Gut, Sie können auch den Begriff des Energiearchitekten verwenden, der sich mit dem Thema Nachfrage (Heizlast) und Angebot (Heizleistung) im Einklang beschäftigen sollte. Davon gibt es schon einige, aber viel zu wenige, um über 18 Mio. Wohngebäude zu bewerten und dem Anlagenbetreiber Vorschläge zur Verbesserung und Optimierung zu unterbreiten.

Um dieser Aufgabe gerecht zu werden, müssen 3 Vorgaben erfüllt sein:

  • Eine qualifizierte Ausbildung
  • Zeit für die Umsetzung (die energetische Bewertung)
  • Eine adäquate Bezahlung

Zu Punkt 1: Um einen Energiearchitekten auszubilden benötigen wir zunächst einmal dieses Ausbildungsfach. Und dieses gibt es heute nicht, zumindest nicht als eine Komponente der Weiterbildung. Zwischen der Kenntnis der Funktion einer Vielzahl von Komponenten und deren wechselseitiger Beeinflussung im realen Betrieb besteht schon ein großer Unterschied. Hinzu kommt noch die vierte Dimension - die Zeit: Anlagendynamik verstehen setzt ein Denken im System voraus. Wie kann man dies lösen? Nur durch einen Kraftakt an Aus- und Weiterbildung für die primäre Zielgruppe der Energieberater und allen interessierten Fachleuten aus der Planung und dem Gewerk Heizungs- und Anlagentechnik.
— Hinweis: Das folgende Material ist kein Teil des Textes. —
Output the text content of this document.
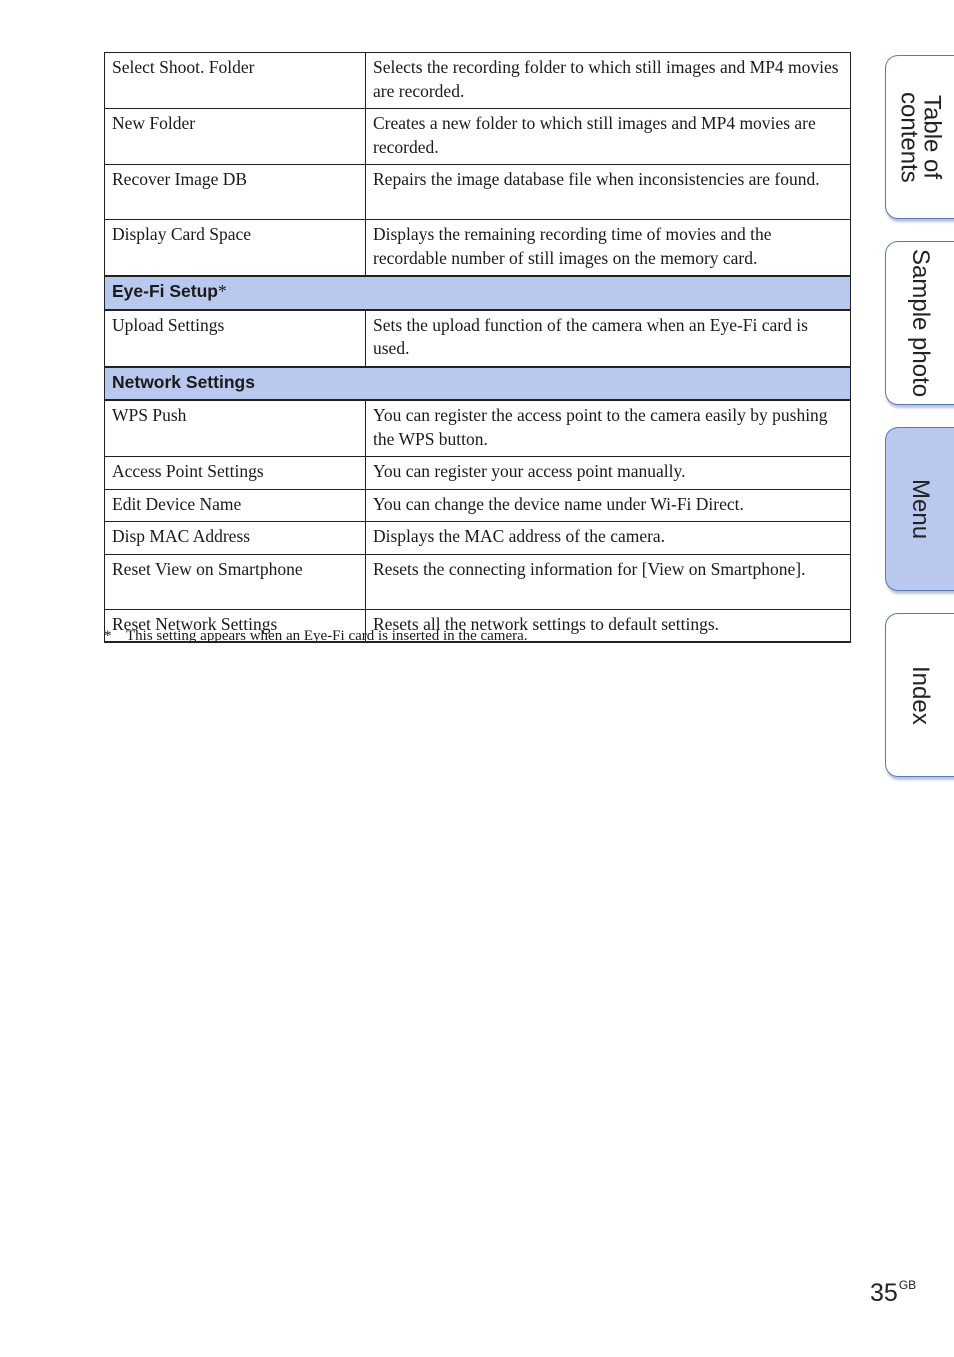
Select Shoot. Folder	Selects the recording folder to which still images and MP4 movies are recorded.
New Folder	Creates a new folder to which still images and MP4 movies are recorded.
Recover Image DB	Repairs the image database file when inconsistencies are found.
Display Card Space	Displays the remaining recording time of movies and the recordable number of still images on the memory card.
Eye-Fi Setup*	
Upload Settings	Sets the upload function of the camera when an Eye-Fi card is used.
Network Settings	
WPS Push	You can register the access point to the camera easily by pushing the WPS button.
Access Point Settings	You can register your access point manually.
Edit Device Name	You can change the device name under Wi-Fi Direct.
Disp MAC Address	Displays the MAC address of the camera.
Reset View on Smartphone	Resets the connecting information for [View on Smartphone].
Reset Network Settings	Resets all the network settings to default settings.
* This setting appears when an Eye-Fi card is inserted in the camera.
Table of
contents
Sample photo
Menu
Index
$35^{GB}$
Zu Punkt 2: Qualität erfordert Zeit. Zeit zu lernen und Zeit für den Kunden. Dieser Aufwand muss gesehen und honoriert werden. Gesehen beim Kunden, dass der qualifizierte Fachmann sich um ein Konzept bemüht, das zum Anspruch des Kunden passt: Sachlich fundierte, verständliche Aussagen auf der Basis einer nachhaltig ökonomischen UND ökologischen Betrachtung.

Zu Punkt 3: Mein Hauptanliegen ist aber die Bezahlung der Dienstleistung; einer Dienstleistung, deren Umfang gerade im Themenbereich hydraulischer Abgleich und Systemoptierung durch die KFW und BAFA umfänglich klar und eindeutig durch die Verfahren A und B beschrieben ist. Es muss hier noch einmal deutlich gesagt werden, dass die Dienstleistungen raumweise Heizlastberechnung und Hydraulischer Abgleich / Systemoptimierung zum Pflichtprogramm bei so gut wie jeder Sanierungsmaßnahme, egal ob gefördert oder nicht, gehört.

Flaschenhals Kapazität

Nach fast 100 Fachveranstaltungen mit nahezu 2000 Schulungsteilnehmern in den letzten 2 Jahren gibt es für mich nur eine Schlussfolgerung: Wenn es schon viel zu wenig Fachleute gibt, dann müssen wir einen Anreiz schaffen, dass zunächst diese Fachleute ihr Wissen auch bezahlt bekommen. Deshalb spreche ich mich eindeutig für einen festen Förderbetrag für Verfahrens Baus, damit der zweifelsohne zu tätigende Aufwand auch honoriert wird und es nach und nach mehr Hausärzte gibt. Im Gegenzug können durch eine Kooperation mit den ausführenden und geschulten Handwerkern möglichst viele Objekte optimiert werden.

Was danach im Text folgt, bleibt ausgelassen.